Algo similar ocurre con “Marca de Radio” donde uno sabe que cada sábado va a encontrarse con tres horas de radio trabajadas, producidas desde el primer párrafo del editorial de Aliverti, hasta cada informe y segmento del programa.
Esto es lo que engrandece aún mas la figura de Quique. Este Quique que nunca tuvo empacho en decir que le “robó” cosas al peruano, a Carrizo y otros grandes. Este Pesoa para quien el hecho de “abrir demasiado el teléfono a la audiencia esconde carencias de producción”. La primera vez que le escuché tal afirmación fue, precisamente, en ese Congreso de Comunicación de 1999. En ese momento no coincidí del todo, pero el paso de los años me demostró que es así. Basta con testear el presente para constatar la gran cantidad de espacios que se cubren con llamados. Es mas, hasta se han hecho programas –como ese lamentable espacio para solas y solos que tenía Hanglin de 22 a 24 en Continental- donde en definitiva las dos horas la cubrían los oyentes dejando sus mensajes. Como me dijo una locutora del SIC “Es el mejor negocio, costo cero en producción y la audiencia te hace el programa...”
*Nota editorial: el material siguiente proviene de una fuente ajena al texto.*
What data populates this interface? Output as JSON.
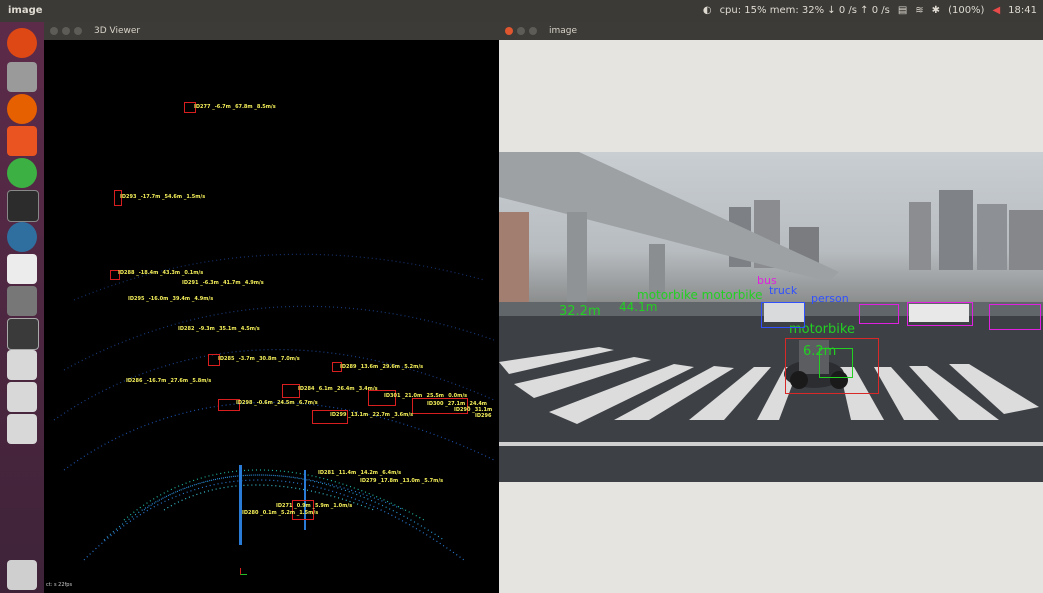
{
  "topbar": {
    "app_name": "image",
    "status": "cpu: 15% mem: 32%   ↓ 0 /s ↑ 0 /s",
    "battery": "(100%)",
    "time": "18:41"
  },
  "viewer": {
    "title": "3D Viewer",
    "footer": "ct: s 22fps",
    "labels": [
      "ID277 _-6.7m _67.8m _8.5m/s",
      "ID293 _-17.7m _54.6m _1.5m/s",
      "ID288 _-18.4m _43.3m _0.1m/s",
      "ID291 _-6.3m _41.7m _4.9m/s",
      "ID295 _-16.0m _39.4m _4.9m/s",
      "ID282 _-9.3m _35.1m _4.5m/s",
      "ID285 _-3.7m _30.8m _7.0m/s",
      "ID289 _13.6m _29.6m _5.2m/s",
      "ID286 _-16.7m _27.6m _5.8m/s",
      "ID284 _6.1m _26.4m _3.4m/s",
      "ID301 _21.0m _25.5m _0.0m/s",
      "ID298 _-0.6m _24.5m _6.7m/s",
      "ID300 _27.1m _24.4m",
      "ID290 _31.1m",
      "ID296",
      "ID299 _13.1m _22.7m _3.6m/s",
      "ID281 _11.4m _14.2m _6.4m/s",
      "ID279 _17.8m _13.0m _5.7m/s",
      "ID271 _0.9m _5.9m _1.0m/s",
      "ID280 _0.1m _5.2m _1.5m/s"
    ]
  },
  "image": {
    "title": "image",
    "detections": {
      "bus": "bus",
      "truck": "truck",
      "person": "person",
      "motorbike_main": "motorbike",
      "dist_main": "6.2m",
      "dist_left": "32.2m",
      "dist_mid": "44.1m",
      "cluster": "motorbike motorbike"
    }
  },
  "colors": {
    "launcher": "#5d2b4a",
    "lidar_box": "#d81e1e",
    "lidar_label": "#f5f05a",
    "det_red": "#d82828",
    "det_green": "#22d022",
    "det_magenta": "#e020e0",
    "det_blue": "#3050ff"
  }
}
En programas de FM como “Perros de la Calle”, generalmente el clímax llega con mensajes y salidas al aire de oyentes. ¿Viste? Avanza el oyente como elemento constitutivo del contenido.
Pesoa siempre abrió poco el Teléfono, limitándose a leer los mensajes sin responderlos (Cosa que enfurecía a mucha gente) y procede así porque jamás un conductor debe responder el mensaje del oyente dado que se entra en una contienda absolutamente desleal puesto que es el conductor quien siempre tendrá la última palabra y todo el tiempo del mundo para responder un mensaje de 20 palabras.
Y bueno, hasta aquí algunos apuntes que persiguen como fin último el rescatar, mas allá de Quique, una forma de entender la radio. Una forma de revalorizar los contenidos valiosísimos de este medio de comunicación al que los grandes conglomerados multimediáticos están transformando en mero “Medio de Difusión”.